Duncan Ely, appointed last month as president of the Upstairs Artspace board of directors, said there has been a cycle of financial uneasiness for the gallery, but he does not anticipate its closure in the near future.
“Upstairs Artspace is struggling, as are many area, national and global nonprofits. The gallery’s financial problems seem to come to a head every three years or so,” Ely said. “In 2008 the board was on the verge of closing the gallery, but managed to turn things around. The problem always seems to be cash flow. Now, once again, we have a cash flow problem. I do not believe we will have to close the gallery this time around either.”
Ely said the gallery faces losses from two of its larger fundraising events. The greatest sum loss he said could be attributed to Art Trek Tryon, which garnered only $1,000 in 2010. In 2009 the relatively young event brought in almost $10,000 for the gallery, Ely said.
The Upstairs Artspace also moved its Silent Art Auction from the fall to the spring, meaning there were essentially no funds brought in from that event in 2010. This event historically raises about $8,500 a year, he said.
“At present we are probably okay through the end of this calendar year, but are being proactive in a number of ways to improve the current situation and the outlook for 2012,” Ely added. “We are also being proactive in a number of ways to break this three-year cycle.”

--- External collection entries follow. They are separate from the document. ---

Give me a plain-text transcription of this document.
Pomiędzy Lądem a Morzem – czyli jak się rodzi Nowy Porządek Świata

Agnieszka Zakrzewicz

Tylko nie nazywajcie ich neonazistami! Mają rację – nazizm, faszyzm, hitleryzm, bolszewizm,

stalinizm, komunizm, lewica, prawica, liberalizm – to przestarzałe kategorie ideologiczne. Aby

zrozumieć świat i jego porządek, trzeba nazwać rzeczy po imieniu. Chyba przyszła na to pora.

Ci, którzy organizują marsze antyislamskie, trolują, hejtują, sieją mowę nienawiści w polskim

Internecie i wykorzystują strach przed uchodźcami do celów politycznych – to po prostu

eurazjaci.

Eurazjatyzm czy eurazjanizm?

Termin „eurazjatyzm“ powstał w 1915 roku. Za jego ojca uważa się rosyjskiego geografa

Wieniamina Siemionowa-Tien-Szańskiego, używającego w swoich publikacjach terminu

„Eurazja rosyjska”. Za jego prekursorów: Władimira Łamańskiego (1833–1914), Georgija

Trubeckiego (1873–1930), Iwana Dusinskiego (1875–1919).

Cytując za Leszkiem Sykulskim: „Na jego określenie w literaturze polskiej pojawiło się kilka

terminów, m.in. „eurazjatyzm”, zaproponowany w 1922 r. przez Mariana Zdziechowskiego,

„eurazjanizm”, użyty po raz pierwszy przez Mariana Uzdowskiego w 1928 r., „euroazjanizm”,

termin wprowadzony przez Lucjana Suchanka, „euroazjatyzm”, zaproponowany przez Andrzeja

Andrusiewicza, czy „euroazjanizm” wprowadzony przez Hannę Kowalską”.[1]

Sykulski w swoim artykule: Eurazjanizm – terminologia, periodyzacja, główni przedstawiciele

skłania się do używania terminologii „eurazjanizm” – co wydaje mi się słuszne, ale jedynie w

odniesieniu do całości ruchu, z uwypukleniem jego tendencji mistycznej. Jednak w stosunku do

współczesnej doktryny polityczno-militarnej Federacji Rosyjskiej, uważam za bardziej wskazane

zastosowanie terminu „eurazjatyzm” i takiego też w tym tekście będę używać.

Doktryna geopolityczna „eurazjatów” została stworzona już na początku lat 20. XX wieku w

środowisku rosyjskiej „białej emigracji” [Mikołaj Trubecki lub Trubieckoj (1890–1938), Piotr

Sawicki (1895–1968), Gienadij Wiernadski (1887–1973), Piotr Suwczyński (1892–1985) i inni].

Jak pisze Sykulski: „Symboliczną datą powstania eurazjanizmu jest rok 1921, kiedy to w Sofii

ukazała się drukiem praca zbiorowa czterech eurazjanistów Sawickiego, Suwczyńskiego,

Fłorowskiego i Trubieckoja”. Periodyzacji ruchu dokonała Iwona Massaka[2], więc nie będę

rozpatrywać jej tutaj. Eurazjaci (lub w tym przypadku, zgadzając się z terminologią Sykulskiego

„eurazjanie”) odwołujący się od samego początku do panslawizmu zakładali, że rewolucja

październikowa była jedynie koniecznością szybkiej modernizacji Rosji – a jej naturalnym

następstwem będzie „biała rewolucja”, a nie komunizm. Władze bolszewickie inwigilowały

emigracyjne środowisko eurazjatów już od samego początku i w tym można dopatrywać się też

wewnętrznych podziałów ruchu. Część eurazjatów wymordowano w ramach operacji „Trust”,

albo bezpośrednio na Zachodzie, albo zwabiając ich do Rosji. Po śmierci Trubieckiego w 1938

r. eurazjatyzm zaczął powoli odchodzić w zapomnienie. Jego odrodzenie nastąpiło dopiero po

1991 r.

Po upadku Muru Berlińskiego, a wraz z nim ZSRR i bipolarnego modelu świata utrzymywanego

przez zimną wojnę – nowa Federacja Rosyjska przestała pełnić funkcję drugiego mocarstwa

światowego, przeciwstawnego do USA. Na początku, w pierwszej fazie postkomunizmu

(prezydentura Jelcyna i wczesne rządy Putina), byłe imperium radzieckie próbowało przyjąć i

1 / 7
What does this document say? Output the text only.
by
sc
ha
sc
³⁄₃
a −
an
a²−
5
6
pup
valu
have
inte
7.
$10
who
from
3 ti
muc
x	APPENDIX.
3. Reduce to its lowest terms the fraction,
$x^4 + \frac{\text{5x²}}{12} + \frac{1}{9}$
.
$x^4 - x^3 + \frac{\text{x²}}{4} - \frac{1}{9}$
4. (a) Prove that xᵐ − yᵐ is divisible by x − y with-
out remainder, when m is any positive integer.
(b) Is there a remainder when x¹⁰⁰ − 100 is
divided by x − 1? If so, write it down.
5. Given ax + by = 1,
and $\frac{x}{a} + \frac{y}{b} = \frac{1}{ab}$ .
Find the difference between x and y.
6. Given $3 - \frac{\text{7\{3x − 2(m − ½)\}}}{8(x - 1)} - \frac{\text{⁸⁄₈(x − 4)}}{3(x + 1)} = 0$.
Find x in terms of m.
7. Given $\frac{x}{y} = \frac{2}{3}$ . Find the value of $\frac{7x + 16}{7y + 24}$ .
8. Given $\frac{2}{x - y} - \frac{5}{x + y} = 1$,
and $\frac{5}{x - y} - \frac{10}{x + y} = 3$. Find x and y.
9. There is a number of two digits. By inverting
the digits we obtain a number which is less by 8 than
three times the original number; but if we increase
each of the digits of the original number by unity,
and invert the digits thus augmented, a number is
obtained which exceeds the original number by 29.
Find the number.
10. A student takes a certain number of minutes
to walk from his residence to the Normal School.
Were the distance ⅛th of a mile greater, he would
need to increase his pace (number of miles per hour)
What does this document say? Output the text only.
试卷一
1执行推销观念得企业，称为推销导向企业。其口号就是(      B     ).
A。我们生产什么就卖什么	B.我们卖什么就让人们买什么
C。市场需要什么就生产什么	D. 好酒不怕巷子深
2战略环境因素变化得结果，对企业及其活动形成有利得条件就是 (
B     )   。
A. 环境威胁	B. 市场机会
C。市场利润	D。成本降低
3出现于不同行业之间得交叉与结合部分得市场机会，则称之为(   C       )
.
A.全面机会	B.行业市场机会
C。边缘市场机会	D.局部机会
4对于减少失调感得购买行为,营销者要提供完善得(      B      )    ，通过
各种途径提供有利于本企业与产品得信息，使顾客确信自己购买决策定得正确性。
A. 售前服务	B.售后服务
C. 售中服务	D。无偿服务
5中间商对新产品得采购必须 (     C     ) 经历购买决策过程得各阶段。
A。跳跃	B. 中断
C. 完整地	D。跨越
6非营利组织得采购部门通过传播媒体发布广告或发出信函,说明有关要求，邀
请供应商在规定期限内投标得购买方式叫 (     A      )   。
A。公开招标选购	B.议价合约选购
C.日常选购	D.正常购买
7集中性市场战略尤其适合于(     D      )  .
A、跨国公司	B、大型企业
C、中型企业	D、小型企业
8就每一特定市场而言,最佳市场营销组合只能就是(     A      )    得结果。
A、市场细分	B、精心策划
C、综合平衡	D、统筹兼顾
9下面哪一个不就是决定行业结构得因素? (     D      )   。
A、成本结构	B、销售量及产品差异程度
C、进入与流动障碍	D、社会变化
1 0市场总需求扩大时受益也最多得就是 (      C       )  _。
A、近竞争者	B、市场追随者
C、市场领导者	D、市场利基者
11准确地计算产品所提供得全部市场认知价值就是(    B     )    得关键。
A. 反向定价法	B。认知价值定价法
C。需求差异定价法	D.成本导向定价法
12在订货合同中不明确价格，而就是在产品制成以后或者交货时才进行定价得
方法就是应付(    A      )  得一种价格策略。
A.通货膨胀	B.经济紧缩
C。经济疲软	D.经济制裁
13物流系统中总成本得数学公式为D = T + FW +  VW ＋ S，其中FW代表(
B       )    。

Ely said the Upstairs Artspace signed a $200,688 mortgage in 2005. Having since paid that amount down to $88,856, the board of directors is renegotiating that small sum. Ely said Upstairs Artspace has not defaulted on the loan and is not planning to in the future.
He said the gallery also brought in two professional organizational consultants who provided their services at no charge. He said these consultants would work with the gallery on board development and strategic planning. Two other fundraising professionals are also lending their support free of charge.
Ely said the board of directors plans to increase its number of members from nine to 12 or 14 and is considering a $25,000 challenge grant.
“We are working the upcoming Silent Art Auction and Art Trek Tryon as offerings to the community, as public relations venues and as fundraisers,” Ely said.
He added that supporters of the gallery are working in several different ways to raise immediate and long-term money for operations, mortgage retirement and additional endowments from other sources as well, including grants, planned giving (additional estates and bequests) and large donations from individuals, couples, businesses and institutions.
“All in all, we are in a position to enthusiastically hang in there throughout 2011 until we have in place parts of our strategic plan and development/fundraising strategy that will put us on firmer organizational and financial footing for 2012 and beyond,” Ely said.